Beyond the blindingly white Sikh temples and sleek highrises of Vancouver, voracious gangsters sporting hip clothes, spiffy shoes and menacing revolvers strut their stuff in broad daylight and in the darkness of night.
In Deepa Mehta’s bouncy and buoyant new feature film, Beeba Boys, which opens in Canada on October 16, this violent nether world of battling Sikh gangs springs to life against the backdrop of pulsating Punjabi music.
The bad guys here are Indo Canadian criminals who serve their bosses even at the cost of their own lives. Mehta focuses on six young men who do the bidding of their leader, Jeet (Randeep Hooda), a charismatic figure who still lives at home with his son and traditional Sikh parents.
A drug lord eager to expand into the arms trade, Jeet is ambitious, his aim being to unseat his older, more established Sikh competitor, Grewal (Gulshan Grover). It’s a turf war that will prove fatal to some, but Jeet relishes the challenge, knowing full well that success will bring him power, respect and loyalty.
Mehta made this boisterous film after reading about the sporadic gang warfare that has rocked Vancouver for the past decade and claimed the lives of 137 people.
As the movie opens, Jeet, the central character, sits in the back seat of a late-model black sedan cruising around town. Four of his foot soldiers/companions, including the driver, accompany him. They’re chatting and cussing. Manny (Waris Ahluwalia), Jeet’s resident humorist, is telling yet another sly joke.
Jeet is arrested and imprisoned, but his lawyer gets him off the hook. He meets Katya (Sarah Allen), a beautiful blonde manicurist, and both are immediately smitten.
Their chemistry is exemplified in a brief exchange:
“You still live with your mom?” she asks.
“Of course,” he replies.
“That’s so sweet.”
The film unfolds in digestible snippets.
On Jeet’s orders, Choti (Gia Sandhu), Grewal’s winsome daughter, is kidnapped. Upon being released, she starts a secret affair with Nep (Ali Momen), one of Jeet’s boys.
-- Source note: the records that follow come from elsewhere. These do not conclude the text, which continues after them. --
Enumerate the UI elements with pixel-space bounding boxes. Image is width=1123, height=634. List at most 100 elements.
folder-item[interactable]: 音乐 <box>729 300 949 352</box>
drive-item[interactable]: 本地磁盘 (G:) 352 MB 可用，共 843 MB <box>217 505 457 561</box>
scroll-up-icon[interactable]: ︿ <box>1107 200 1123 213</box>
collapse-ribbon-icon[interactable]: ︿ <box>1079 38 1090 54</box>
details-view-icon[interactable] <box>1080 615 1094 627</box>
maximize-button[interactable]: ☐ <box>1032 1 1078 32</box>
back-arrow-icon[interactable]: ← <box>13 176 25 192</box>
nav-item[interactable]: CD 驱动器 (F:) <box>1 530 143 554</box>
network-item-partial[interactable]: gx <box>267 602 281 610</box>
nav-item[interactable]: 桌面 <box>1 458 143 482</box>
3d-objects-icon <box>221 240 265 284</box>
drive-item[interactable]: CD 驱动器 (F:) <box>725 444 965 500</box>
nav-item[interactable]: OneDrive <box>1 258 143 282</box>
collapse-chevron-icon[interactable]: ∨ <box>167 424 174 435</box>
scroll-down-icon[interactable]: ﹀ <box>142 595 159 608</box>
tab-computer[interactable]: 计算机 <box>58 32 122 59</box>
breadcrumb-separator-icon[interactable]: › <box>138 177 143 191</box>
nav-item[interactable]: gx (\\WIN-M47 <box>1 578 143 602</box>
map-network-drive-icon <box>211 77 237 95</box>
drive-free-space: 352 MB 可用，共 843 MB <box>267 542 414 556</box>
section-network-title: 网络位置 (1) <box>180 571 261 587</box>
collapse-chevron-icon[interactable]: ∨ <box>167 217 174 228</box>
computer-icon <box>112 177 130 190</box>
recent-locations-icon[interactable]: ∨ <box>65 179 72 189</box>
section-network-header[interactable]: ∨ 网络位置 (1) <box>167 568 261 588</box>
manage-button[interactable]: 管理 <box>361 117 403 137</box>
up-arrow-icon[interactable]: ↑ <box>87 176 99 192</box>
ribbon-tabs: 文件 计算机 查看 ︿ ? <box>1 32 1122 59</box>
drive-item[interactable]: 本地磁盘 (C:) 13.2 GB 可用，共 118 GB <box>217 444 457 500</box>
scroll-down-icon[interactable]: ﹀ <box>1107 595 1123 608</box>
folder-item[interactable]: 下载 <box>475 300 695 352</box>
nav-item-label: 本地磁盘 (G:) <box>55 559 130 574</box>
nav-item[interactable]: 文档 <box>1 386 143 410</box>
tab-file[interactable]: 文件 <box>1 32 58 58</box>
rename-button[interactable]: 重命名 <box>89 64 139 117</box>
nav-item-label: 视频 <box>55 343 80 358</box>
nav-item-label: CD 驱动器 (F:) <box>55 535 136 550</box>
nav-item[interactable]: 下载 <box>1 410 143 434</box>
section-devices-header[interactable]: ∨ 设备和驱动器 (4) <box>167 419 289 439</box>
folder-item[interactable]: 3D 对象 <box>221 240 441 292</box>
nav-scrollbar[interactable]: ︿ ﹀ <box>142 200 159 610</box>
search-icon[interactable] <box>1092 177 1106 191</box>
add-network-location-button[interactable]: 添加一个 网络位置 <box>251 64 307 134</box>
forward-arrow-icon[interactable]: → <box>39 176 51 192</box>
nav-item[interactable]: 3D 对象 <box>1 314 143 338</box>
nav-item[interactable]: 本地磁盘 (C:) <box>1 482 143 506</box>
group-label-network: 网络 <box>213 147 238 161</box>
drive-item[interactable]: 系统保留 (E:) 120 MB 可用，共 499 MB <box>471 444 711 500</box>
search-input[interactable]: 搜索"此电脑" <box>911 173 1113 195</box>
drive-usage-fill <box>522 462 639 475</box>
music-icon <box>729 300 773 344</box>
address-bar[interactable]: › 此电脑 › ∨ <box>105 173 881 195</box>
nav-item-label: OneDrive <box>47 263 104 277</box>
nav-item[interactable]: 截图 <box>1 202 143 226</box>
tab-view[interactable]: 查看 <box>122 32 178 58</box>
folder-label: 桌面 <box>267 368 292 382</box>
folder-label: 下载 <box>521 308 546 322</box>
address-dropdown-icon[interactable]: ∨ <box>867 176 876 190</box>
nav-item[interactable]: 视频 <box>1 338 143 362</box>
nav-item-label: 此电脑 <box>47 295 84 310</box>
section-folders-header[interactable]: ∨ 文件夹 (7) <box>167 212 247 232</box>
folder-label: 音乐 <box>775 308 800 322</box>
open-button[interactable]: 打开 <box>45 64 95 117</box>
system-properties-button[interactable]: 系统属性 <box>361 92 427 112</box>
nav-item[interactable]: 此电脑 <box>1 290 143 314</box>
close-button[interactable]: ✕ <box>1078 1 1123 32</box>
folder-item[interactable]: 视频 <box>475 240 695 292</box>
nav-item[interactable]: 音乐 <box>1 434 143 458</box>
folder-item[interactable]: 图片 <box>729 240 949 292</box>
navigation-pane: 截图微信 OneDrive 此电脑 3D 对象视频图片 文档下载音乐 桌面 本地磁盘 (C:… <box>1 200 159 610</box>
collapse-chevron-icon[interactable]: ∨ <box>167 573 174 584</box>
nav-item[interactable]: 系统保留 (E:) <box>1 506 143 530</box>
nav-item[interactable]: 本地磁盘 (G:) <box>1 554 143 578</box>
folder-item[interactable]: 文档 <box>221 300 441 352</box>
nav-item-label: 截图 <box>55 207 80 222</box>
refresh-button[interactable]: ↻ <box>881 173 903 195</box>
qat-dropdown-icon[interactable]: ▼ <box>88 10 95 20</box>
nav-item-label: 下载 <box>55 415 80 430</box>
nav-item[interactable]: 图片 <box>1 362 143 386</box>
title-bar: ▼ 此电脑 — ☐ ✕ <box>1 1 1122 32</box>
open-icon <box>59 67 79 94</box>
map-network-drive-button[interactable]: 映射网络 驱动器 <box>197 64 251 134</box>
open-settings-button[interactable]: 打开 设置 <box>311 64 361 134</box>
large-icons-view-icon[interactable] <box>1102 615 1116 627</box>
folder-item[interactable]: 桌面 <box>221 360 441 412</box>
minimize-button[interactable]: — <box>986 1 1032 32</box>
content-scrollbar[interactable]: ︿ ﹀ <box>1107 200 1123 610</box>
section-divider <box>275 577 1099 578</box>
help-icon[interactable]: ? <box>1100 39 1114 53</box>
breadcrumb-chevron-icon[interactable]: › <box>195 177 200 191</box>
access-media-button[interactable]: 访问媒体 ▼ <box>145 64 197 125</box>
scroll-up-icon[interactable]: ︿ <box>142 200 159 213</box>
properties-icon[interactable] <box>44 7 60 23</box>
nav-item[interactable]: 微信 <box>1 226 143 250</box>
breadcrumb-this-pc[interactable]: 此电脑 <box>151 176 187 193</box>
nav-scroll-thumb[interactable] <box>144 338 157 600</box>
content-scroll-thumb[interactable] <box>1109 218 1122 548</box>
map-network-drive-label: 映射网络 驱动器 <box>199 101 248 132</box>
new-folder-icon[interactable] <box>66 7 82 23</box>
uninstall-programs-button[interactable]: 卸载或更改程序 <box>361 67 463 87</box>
When Katya introduces Jeet to her Polish parents, she plies them with gifts, and he tries hard to ingratiate himself by saying a few token words in Polish. But they look down on him, considering him a “raghead,” a culturally alien brown-skinned East Indian who will never be good enough for their daughter.
Jeet’s attempt to eliminate the competition proves problematic, as a series of gory murders indicate. Grewal is determined to keep Jeet and his goons at bay.
Beeba Boys moves along at a fairly fast clip, barely pausing for breath. Mehta’s script is full of vim and vigor, and she adds flavor to the mix by injecting Punjabi into the dialogue. The cast doesn’t let her down. Hooda, who appears in almost every scene, smoulders with intensity. The actors who play his motley crew are by turns scary and charming.
Mehta, in her movie, examines the joys and sorrows of an ethnic community still adopting to Canada.